By Morey Stettner
When the stock market hits a speed bump, financial advisers regularly calm jittery clients and urge them to stay the course. But clients aren’t the only ones watching their portfolio sink. Advisers lose money too. They follow the same investment principles that they preach to clients — and share their plight in turbulent times (like now).
How do investment professionals cope with severe downturns? “Advisers have to lead by example,” said Daniel Yerger, a certified financial planner at MY Wealth Planners in Longmont, Colo. “Part of that is putting on the brave face clients and the public need when applying a disciplined investment process.”
Yerger doesn’t just commiserate with clients as their losses mount. He lets them see his pain. About four years ago, he had an idea: He bought a glass display case, placed it in his office and filled it with his financial statements for all to see.
He regularly replaces his old statements with new ones. Examples include his brokerage accounts, 401(k) statements and cash-value life insurance policy. Yerger’s commitment to what he calls “aggressive transparency” strengthens his bond with clients. They see that he’s suffering with them.
Advisers who disclose their dwindling assets signal to clients that everyone’s in the same leaky boat. But it still stings. “We’re not immune to the same emotions that affect our clients,” said Michael Reynolds, an adviser at Elevation Financial in Westfield, Ind. “We look at our plunging account balances and get those same sinking feelings.”
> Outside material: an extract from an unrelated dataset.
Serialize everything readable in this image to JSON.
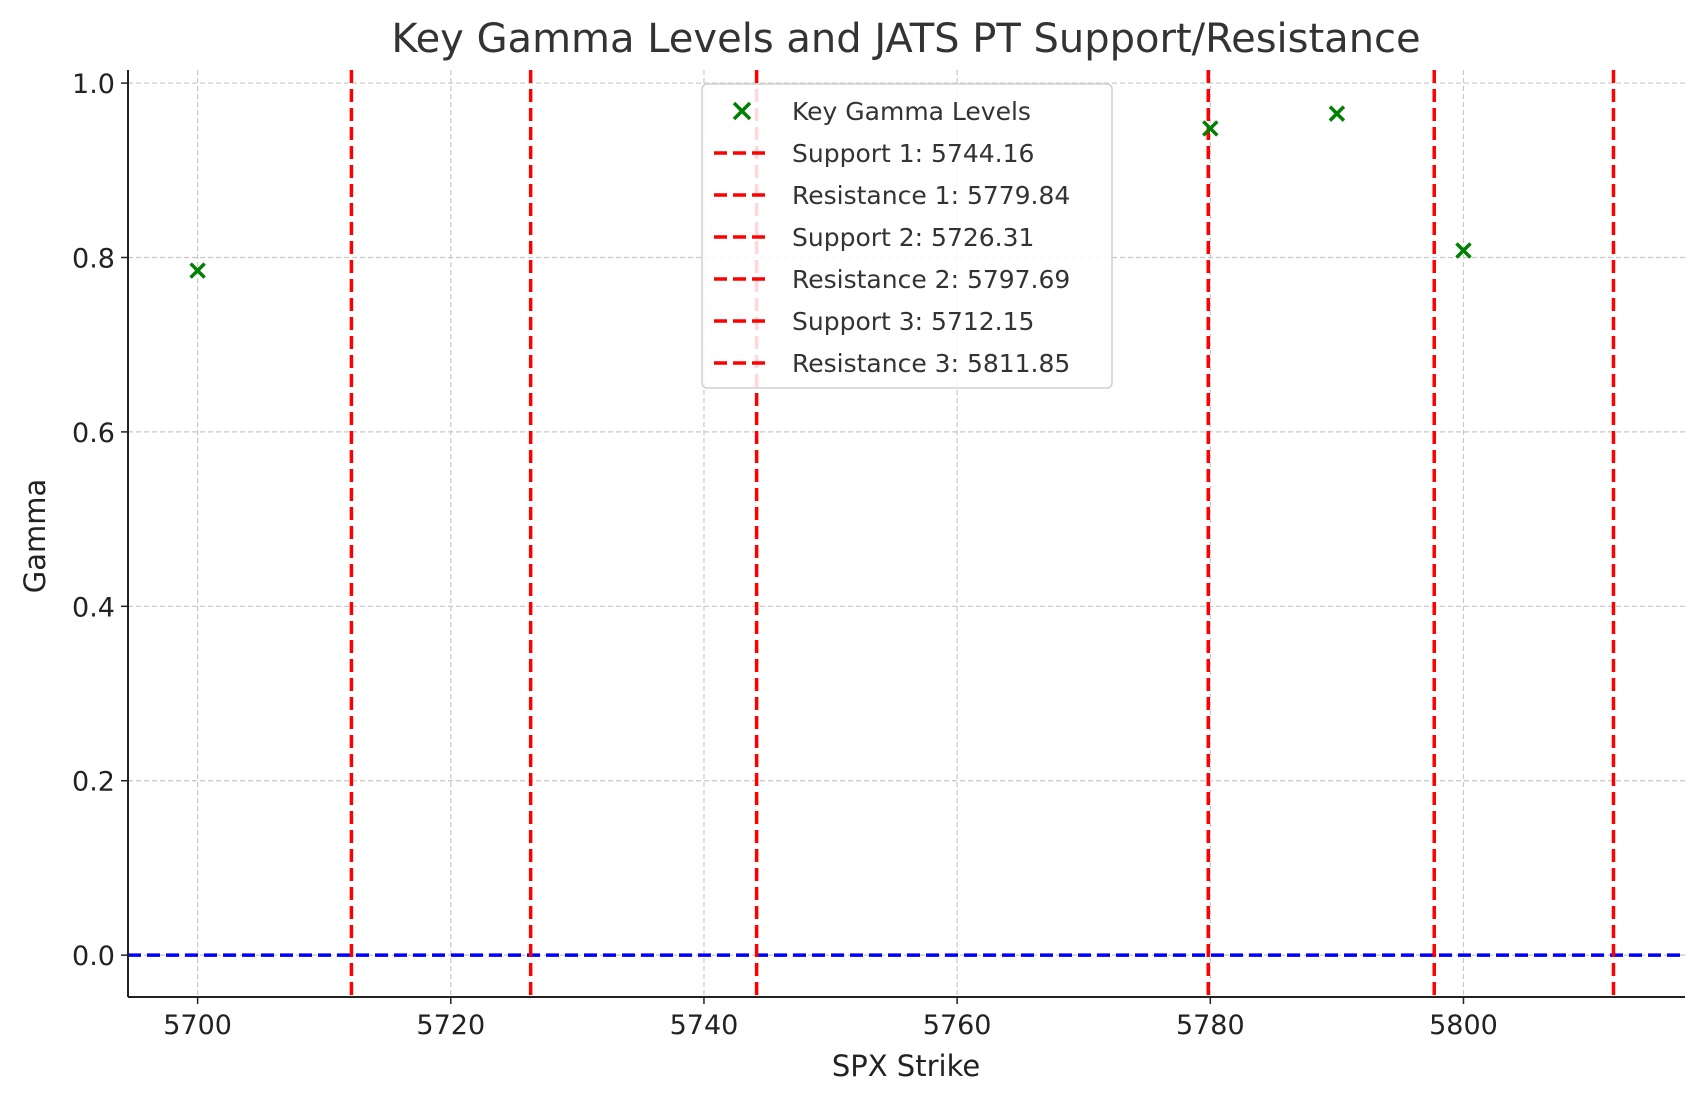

Advisers often adopt the coping mechanisms they suggest to clients, such as seeing their portfolio over a longer time frame. For example, the S&P 500 (S&P:SPX) has produced average annualized returns of about10.5% over many decades — despite wars, a pandemic and other calamities that trigger short-term collapses.
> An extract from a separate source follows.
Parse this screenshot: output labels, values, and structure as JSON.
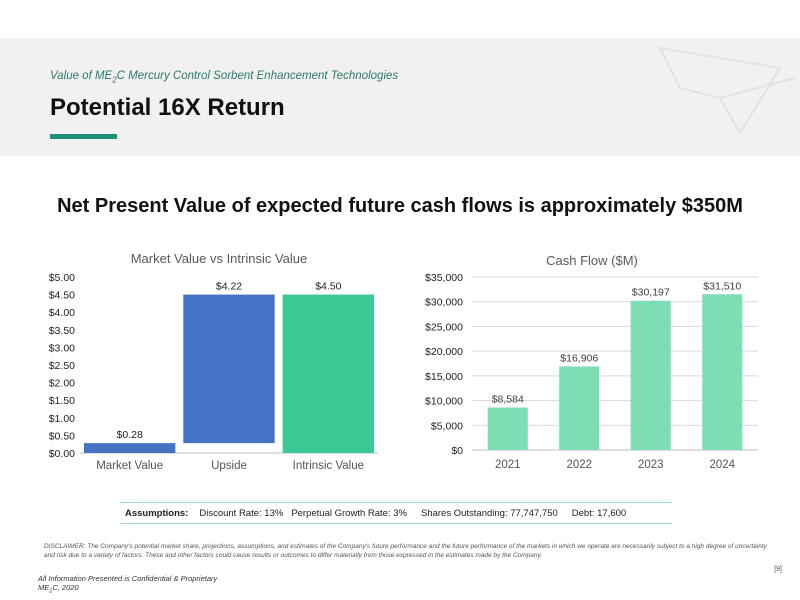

They also urge clients to avoid tracking daily market swings. Leland Gross, a certified financial planner at PeaceLink Financial Planning in Virginia Beach, Va., avoids checking his account frequently during severe market swoons. He advises clients to do the same.
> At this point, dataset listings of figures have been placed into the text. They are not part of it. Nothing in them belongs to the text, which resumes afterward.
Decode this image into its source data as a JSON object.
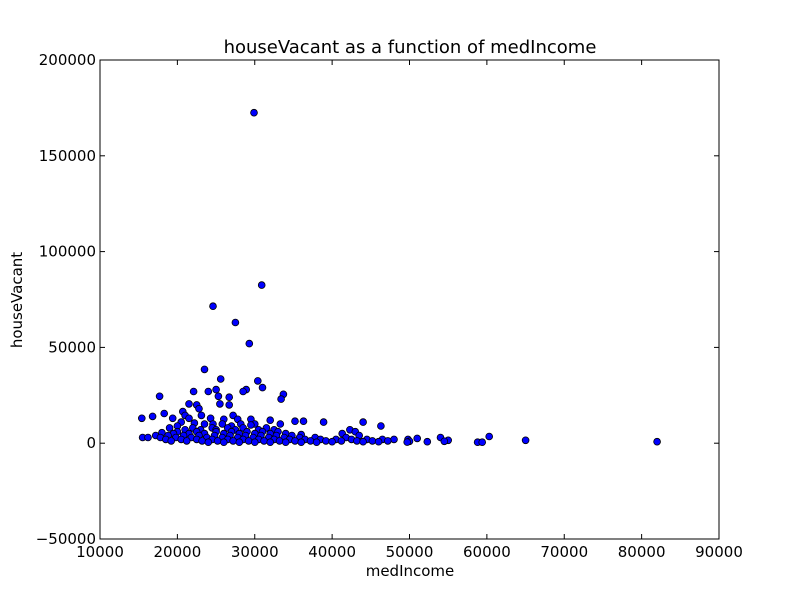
{
  "chart_data": {
    "type": "scatter",
    "title": "houseVacant as a function of medIncome",
    "xlabel": "medIncome",
    "ylabel": "houseVacant",
    "xlim": [
      10000,
      90000
    ],
    "ylim": [
      -50000,
      200000
    ],
    "xticks": [
      10000,
      20000,
      30000,
      40000,
      50000,
      60000,
      70000,
      80000,
      90000
    ],
    "yticks": [
      -50000,
      0,
      50000,
      100000,
      150000,
      200000
    ],
    "xtick_labels": [
      "10000",
      "20000",
      "30000",
      "40000",
      "50000",
      "60000",
      "70000",
      "80000",
      "90000"
    ],
    "ytick_labels": [
      "−50000",
      "0",
      "50000",
      "100000",
      "150000",
      "200000"
    ],
    "marker_color": "#0000ff",
    "marker_edge": "#000000",
    "grid": false,
    "points": [
      [
        29900,
        172500
      ],
      [
        30900,
        82500
      ],
      [
        24600,
        71500
      ],
      [
        27500,
        63000
      ],
      [
        29300,
        52000
      ],
      [
        23500,
        38500
      ],
      [
        30400,
        32500
      ],
      [
        25600,
        33500
      ],
      [
        31000,
        29000
      ],
      [
        28900,
        28000
      ],
      [
        25000,
        28000
      ],
      [
        22100,
        27000
      ],
      [
        24000,
        27000
      ],
      [
        28500,
        27000
      ],
      [
        33700,
        25500
      ],
      [
        33400,
        23000
      ],
      [
        17700,
        24500
      ],
      [
        26700,
        24000
      ],
      [
        25300,
        24500
      ],
      [
        22500,
        20000
      ],
      [
        21500,
        20500
      ],
      [
        25500,
        20500
      ],
      [
        26700,
        20000
      ],
      [
        22800,
        18000
      ],
      [
        20700,
        16500
      ],
      [
        18300,
        15500
      ],
      [
        21000,
        14500
      ],
      [
        27200,
        14500
      ],
      [
        23100,
        14500
      ],
      [
        16800,
        14000
      ],
      [
        15400,
        13000
      ],
      [
        19400,
        13000
      ],
      [
        21500,
        13000
      ],
      [
        24300,
        13000
      ],
      [
        26000,
        12500
      ],
      [
        27800,
        12500
      ],
      [
        29500,
        12500
      ],
      [
        32000,
        12000
      ],
      [
        35200,
        11500
      ],
      [
        36300,
        11500
      ],
      [
        38900,
        11000
      ],
      [
        44000,
        11000
      ],
      [
        20500,
        11000
      ],
      [
        22200,
        10500
      ],
      [
        23500,
        10000
      ],
      [
        24600,
        10000
      ],
      [
        25800,
        10000
      ],
      [
        28200,
        10000
      ],
      [
        30000,
        10000
      ],
      [
        33300,
        10000
      ],
      [
        20000,
        9000
      ],
      [
        27000,
        9000
      ],
      [
        29500,
        9500
      ],
      [
        46300,
        9000
      ],
      [
        19000,
        8000
      ],
      [
        22000,
        8000
      ],
      [
        24500,
        8000
      ],
      [
        26500,
        8000
      ],
      [
        28500,
        8000
      ],
      [
        31500,
        8000
      ],
      [
        42300,
        7000
      ],
      [
        21000,
        7000
      ],
      [
        23000,
        7000
      ],
      [
        25000,
        7000
      ],
      [
        27500,
        7000
      ],
      [
        30500,
        7000
      ],
      [
        32500,
        7000
      ],
      [
        43000,
        6000
      ],
      [
        41300,
        5000
      ],
      [
        18000,
        5500
      ],
      [
        20000,
        6000
      ],
      [
        22500,
        6000
      ],
      [
        25000,
        6000
      ],
      [
        27000,
        6000
      ],
      [
        29000,
        6000
      ],
      [
        31000,
        6000
      ],
      [
        33000,
        6000
      ],
      [
        19500,
        5000
      ],
      [
        21500,
        5000
      ],
      [
        23500,
        5000
      ],
      [
        26000,
        5000
      ],
      [
        28000,
        5000
      ],
      [
        30000,
        5000
      ],
      [
        32000,
        5000
      ],
      [
        34000,
        5000
      ],
      [
        36000,
        4500
      ],
      [
        17200,
        4000
      ],
      [
        18800,
        4000
      ],
      [
        20800,
        4000
      ],
      [
        22800,
        4000
      ],
      [
        24800,
        4000
      ],
      [
        26800,
        4000
      ],
      [
        28800,
        4000
      ],
      [
        30800,
        4000
      ],
      [
        32800,
        4000
      ],
      [
        34800,
        4000
      ],
      [
        43500,
        4000
      ],
      [
        60300,
        3500
      ],
      [
        15500,
        3000
      ],
      [
        16200,
        3000
      ],
      [
        17800,
        3000
      ],
      [
        19800,
        3000
      ],
      [
        21800,
        3000
      ],
      [
        23800,
        3000
      ],
      [
        25800,
        3000
      ],
      [
        27800,
        3000
      ],
      [
        29800,
        3000
      ],
      [
        31800,
        3000
      ],
      [
        33800,
        3000
      ],
      [
        35800,
        3000
      ],
      [
        37800,
        3000
      ],
      [
        41800,
        3000
      ],
      [
        54000,
        3000
      ],
      [
        51000,
        2500
      ],
      [
        18500,
        2000
      ],
      [
        20500,
        2000
      ],
      [
        22500,
        2000
      ],
      [
        24500,
        2000
      ],
      [
        26500,
        2000
      ],
      [
        28500,
        2000
      ],
      [
        30500,
        2000
      ],
      [
        32500,
        2000
      ],
      [
        34500,
        2000
      ],
      [
        36500,
        2000
      ],
      [
        38500,
        2000
      ],
      [
        40500,
        2000
      ],
      [
        42500,
        2000
      ],
      [
        44500,
        2000
      ],
      [
        46500,
        2000
      ],
      [
        48000,
        2000
      ],
      [
        49800,
        2000
      ],
      [
        55000,
        1500
      ],
      [
        19200,
        1200
      ],
      [
        21200,
        1200
      ],
      [
        23200,
        1200
      ],
      [
        25200,
        1200
      ],
      [
        27200,
        1200
      ],
      [
        29200,
        1200
      ],
      [
        31200,
        1200
      ],
      [
        33200,
        1200
      ],
      [
        35200,
        1200
      ],
      [
        37200,
        1200
      ],
      [
        39200,
        1200
      ],
      [
        41200,
        1200
      ],
      [
        43200,
        1200
      ],
      [
        45200,
        1200
      ],
      [
        47200,
        1200
      ],
      [
        50000,
        1000
      ],
      [
        52300,
        800
      ],
      [
        54500,
        1000
      ],
      [
        65000,
        1500
      ],
      [
        58800,
        500
      ],
      [
        59400,
        500
      ],
      [
        82000,
        800
      ],
      [
        36000,
        500
      ],
      [
        38000,
        500
      ],
      [
        40000,
        800
      ],
      [
        44000,
        800
      ],
      [
        46000,
        800
      ],
      [
        49700,
        600
      ],
      [
        24000,
        500
      ],
      [
        26000,
        500
      ],
      [
        28000,
        500
      ],
      [
        30000,
        500
      ],
      [
        32000,
        500
      ],
      [
        34000,
        500
      ]
    ]
  }
}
“I know I’m not touching that money,” he said, so there’s no need to tally how much vanished on a given day. “With goals-based planning, I know the purpose of this money and when I’ll need it and what it’s for.”
Still, Gross acknowledges that there’s no easy way to persevere as your account balance erodes. He cites the first month of the pandemic in 2020 when the market fell about 34%. “March 2020 was uniquely stressful,” Gross said. “The whole world was shutting down. We didn’t know it would be a quick downturn.”
Today, his stick-with-the-plan mentality is helping Gross and his clients weather the storm. “But it still shocks me when I look at my account and see how far down it has gone,” he said.
In addition to taking the long view, advisers respond to heavy losses by refusing to berate themselves for past investment decisions. Jarrod Sandra, a certified financial planner at Chisholm Wealth Management in Crowley, Tex., does not dwell on what he could have — or should have — done to avoid losing money. Instead, he tells himself, “I made my decision. Don’t stress over things I can’t change. Apply what I learned and move on.” For instance, he no longer buys individual stocks for his personal account.
Yet one part of a market downturn still upsets Sandra: He wishes he had even more cash to invest. He said: “I’m actually more flustered that I can’t put more into the market at this point.”